I'm concerned that there may be something wrong with my PureCN output from callAlterations(), which I ran via PureCN.R. I have 117 gastric cancer tumor samples and about 740 targeted genes. This gives about 87664 total lines of callAlterations() output from all the samples together. Of those, there are only 689 amplifications and 78 deletions. When one looks at the distribution of copy ratios in the segments, about 5% of all segments are deletions and 10% are amplifications, so I would have expected roughly the same ratio with the genes. Further, I thought I did have more gene deletions/amplifications; I'm wondering if, when I upgraded to a newer PureCN, there was a big change that drastically lowered the count? Unfortunately, I can't easily go back and rerun the old PureCN and check this, mainly due to time constraints.
At the same time, there are 24,493 genes that have been called with LOH. That's about 30% of all genes with LOH. Can that be right? And that implies that most of the LOH occurs in the absence of deletion. I would have expected most LOH to occur because one of the two alleles was deleted.
Do you agree something is wrong here? Any suggestions on where I might start looking?
My PureCN version is 1.16.0.
We only have 5 of 33 samples that are MSI. About 55% are CIN.
I see that one problem is that the "type" column of the gene CNV file is NA most of the time. Does that imply it was unable to determine whether there were amplifications/deletions? What criteria does it use to decide NA vs non-NA?

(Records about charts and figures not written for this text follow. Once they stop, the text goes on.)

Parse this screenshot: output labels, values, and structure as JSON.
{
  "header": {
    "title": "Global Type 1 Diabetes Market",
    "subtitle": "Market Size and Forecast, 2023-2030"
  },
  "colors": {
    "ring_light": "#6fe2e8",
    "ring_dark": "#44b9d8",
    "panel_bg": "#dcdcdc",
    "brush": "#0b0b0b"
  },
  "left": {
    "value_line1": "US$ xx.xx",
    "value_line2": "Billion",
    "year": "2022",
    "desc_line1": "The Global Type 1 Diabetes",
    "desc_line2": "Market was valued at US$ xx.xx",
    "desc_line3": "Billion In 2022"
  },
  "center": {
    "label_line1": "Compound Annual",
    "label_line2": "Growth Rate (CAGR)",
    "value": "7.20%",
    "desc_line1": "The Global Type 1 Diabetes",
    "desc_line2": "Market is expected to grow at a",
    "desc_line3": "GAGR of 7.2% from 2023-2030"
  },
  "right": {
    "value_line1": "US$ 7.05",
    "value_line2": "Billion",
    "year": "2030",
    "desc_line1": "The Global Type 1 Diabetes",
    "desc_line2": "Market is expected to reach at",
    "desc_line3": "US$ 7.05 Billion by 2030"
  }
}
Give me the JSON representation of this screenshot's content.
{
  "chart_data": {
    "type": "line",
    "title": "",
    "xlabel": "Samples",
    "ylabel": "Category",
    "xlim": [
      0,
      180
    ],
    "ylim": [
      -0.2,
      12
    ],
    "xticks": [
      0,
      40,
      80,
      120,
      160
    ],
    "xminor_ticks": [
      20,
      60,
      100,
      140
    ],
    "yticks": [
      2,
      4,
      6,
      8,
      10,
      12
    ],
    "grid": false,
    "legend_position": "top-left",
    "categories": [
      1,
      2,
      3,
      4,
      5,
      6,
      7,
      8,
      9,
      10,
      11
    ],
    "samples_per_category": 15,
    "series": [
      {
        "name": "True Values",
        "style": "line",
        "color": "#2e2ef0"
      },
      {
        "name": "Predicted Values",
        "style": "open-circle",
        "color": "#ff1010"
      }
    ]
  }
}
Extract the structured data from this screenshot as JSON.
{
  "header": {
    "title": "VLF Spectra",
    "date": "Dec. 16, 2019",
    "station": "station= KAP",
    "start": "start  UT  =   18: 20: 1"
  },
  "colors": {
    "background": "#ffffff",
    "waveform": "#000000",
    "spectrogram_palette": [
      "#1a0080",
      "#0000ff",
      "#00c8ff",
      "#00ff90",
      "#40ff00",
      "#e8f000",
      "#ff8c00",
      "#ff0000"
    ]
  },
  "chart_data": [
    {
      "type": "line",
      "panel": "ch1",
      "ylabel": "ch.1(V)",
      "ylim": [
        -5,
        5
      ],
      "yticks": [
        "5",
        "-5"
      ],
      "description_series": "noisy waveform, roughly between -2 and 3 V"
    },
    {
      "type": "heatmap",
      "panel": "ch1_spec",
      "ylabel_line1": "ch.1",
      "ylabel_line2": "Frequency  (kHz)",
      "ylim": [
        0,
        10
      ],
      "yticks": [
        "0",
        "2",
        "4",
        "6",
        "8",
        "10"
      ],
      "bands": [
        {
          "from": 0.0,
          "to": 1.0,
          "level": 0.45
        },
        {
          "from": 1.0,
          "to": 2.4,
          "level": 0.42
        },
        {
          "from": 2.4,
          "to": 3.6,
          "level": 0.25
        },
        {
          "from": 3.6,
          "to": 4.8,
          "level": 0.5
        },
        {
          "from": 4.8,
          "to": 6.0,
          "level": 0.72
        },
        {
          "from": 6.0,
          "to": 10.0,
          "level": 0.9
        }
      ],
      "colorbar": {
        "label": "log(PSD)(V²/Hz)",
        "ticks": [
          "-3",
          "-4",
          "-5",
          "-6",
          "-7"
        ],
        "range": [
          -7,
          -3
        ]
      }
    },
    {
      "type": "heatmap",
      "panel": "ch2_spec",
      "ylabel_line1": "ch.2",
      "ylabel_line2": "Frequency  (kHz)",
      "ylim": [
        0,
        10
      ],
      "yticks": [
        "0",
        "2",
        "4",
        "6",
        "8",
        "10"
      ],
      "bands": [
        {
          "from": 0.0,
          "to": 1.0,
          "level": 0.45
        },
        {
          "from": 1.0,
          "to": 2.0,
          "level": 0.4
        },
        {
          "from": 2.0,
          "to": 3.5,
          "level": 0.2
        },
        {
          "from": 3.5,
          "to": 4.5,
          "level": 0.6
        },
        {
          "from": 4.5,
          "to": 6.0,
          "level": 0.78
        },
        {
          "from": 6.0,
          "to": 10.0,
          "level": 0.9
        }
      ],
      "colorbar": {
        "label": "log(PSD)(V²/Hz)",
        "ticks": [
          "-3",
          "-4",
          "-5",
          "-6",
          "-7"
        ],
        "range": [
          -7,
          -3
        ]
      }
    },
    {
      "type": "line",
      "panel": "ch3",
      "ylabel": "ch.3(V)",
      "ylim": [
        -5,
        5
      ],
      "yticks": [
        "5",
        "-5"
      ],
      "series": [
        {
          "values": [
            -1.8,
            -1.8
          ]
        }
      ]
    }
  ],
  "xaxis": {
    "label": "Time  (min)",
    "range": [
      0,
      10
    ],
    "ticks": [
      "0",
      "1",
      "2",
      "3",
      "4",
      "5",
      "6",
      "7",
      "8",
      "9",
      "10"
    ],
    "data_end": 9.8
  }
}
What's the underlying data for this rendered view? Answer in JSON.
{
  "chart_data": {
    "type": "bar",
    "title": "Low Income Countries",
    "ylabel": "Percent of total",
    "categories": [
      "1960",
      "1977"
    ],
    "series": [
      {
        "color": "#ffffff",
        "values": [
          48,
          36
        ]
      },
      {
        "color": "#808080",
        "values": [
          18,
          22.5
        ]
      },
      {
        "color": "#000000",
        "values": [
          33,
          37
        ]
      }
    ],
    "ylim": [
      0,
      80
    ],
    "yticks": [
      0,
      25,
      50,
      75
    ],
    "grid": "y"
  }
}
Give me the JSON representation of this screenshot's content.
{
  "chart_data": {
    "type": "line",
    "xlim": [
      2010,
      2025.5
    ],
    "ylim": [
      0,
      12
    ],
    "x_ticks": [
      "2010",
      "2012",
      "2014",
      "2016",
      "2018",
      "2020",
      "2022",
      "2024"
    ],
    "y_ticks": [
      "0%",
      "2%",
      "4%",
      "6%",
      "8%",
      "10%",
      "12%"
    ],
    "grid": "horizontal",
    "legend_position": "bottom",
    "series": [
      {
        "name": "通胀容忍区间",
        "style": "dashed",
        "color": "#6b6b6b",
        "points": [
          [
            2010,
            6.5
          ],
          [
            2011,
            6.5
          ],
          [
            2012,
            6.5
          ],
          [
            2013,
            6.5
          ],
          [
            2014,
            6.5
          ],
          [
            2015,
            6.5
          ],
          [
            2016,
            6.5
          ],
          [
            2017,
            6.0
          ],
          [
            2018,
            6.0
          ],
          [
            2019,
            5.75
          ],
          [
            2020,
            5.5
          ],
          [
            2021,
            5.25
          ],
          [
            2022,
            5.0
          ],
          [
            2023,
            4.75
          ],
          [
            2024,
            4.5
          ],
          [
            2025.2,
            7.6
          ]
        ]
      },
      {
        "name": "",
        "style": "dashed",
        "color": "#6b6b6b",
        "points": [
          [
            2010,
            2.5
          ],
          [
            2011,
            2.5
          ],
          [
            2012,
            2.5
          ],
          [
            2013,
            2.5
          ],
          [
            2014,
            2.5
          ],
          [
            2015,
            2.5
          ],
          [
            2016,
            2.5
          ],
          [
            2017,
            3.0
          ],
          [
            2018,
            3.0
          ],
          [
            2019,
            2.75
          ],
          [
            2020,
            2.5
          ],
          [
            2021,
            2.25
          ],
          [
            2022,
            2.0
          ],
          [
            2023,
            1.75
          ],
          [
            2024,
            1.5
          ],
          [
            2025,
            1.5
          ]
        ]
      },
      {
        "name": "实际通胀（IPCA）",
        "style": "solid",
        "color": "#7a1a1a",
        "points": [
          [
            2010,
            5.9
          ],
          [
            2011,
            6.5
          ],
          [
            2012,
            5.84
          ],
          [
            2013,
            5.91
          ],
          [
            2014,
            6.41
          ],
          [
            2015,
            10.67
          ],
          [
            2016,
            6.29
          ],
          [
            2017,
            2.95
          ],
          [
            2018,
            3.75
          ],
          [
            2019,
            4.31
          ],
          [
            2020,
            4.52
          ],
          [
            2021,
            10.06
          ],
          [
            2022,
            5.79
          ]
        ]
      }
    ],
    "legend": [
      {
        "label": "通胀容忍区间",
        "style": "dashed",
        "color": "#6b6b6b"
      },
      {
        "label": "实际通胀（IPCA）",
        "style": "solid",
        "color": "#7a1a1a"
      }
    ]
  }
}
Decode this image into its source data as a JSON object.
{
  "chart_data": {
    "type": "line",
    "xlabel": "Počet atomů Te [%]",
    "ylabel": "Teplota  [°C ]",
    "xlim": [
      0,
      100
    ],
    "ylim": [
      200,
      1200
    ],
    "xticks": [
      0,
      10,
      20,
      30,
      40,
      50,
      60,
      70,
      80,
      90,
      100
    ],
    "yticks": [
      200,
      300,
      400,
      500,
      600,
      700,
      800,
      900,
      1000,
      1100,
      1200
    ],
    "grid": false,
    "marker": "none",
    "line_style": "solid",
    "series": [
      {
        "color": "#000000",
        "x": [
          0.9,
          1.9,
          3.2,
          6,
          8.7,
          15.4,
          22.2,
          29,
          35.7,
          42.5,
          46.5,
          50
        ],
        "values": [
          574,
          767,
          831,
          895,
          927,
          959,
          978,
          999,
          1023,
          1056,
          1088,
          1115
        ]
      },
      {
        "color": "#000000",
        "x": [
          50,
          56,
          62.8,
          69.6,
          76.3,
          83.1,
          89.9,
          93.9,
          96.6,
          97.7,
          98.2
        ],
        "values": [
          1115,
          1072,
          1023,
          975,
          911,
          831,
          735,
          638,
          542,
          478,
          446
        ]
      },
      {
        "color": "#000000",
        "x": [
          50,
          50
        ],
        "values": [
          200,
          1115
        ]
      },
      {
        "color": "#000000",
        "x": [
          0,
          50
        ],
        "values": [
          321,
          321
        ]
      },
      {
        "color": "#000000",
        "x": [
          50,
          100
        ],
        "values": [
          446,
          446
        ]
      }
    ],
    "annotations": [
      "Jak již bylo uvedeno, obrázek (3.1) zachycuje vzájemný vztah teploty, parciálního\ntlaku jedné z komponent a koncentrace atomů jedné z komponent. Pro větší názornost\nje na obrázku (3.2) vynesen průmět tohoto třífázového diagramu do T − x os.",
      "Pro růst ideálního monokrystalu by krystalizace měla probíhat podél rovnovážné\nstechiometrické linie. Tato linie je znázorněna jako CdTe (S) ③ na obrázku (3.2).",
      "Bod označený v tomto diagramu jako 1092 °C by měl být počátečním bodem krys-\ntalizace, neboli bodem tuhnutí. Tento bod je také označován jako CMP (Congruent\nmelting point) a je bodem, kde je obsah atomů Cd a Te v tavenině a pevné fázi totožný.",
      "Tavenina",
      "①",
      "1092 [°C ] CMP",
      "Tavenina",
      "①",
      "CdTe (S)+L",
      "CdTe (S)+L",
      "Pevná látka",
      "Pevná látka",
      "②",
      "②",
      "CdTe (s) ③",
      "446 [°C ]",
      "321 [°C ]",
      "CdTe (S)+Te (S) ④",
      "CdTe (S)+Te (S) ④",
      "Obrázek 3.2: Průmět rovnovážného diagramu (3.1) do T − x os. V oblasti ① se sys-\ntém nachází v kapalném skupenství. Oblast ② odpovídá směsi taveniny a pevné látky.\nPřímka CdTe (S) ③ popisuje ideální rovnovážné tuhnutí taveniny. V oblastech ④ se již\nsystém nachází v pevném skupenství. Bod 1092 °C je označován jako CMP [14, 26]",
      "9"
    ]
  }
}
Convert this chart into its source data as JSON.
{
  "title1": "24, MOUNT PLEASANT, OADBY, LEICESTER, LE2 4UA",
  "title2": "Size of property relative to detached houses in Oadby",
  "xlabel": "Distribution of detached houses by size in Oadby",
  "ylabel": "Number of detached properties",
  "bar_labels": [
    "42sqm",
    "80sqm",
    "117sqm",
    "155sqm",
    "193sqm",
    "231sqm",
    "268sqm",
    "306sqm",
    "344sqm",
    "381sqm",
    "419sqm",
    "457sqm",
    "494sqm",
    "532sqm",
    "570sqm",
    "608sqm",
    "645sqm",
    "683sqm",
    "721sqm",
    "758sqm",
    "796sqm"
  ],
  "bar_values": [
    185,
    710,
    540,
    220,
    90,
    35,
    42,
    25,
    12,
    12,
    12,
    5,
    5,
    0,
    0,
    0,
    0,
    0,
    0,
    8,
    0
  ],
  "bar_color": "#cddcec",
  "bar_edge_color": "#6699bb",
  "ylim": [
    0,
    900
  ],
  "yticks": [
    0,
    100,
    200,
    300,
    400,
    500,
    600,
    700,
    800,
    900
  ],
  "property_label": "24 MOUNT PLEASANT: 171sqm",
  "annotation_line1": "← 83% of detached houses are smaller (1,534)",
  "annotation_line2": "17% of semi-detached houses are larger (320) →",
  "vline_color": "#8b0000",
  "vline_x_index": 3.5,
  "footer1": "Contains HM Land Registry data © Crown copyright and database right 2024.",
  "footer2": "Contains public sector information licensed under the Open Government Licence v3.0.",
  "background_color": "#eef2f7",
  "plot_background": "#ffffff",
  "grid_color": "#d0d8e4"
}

Perhaps I have a misunderstanding of the definition of amplification and deletion here. I am assuming an amplification is when the copy number is > ploidy, and deletion when CN < ploidy ? (significantly more/less)
It is using the callAlterations function in the background: https://rdrr.io/bioc/PureCN/man/callAlterations.html
By default, amplifications are called when focal and copy number >=6 or non-focal and copy number >=7. NA means no call, i.e. did not pass the homozygous deletion or amplification cutoffs.
For some analyses, yes, it might make sense to add such gain/loss categories similar to cbioportal (hom. del, loss, normal, gain, amplification). The functional impact of those is much less clear, so those won't be called by default.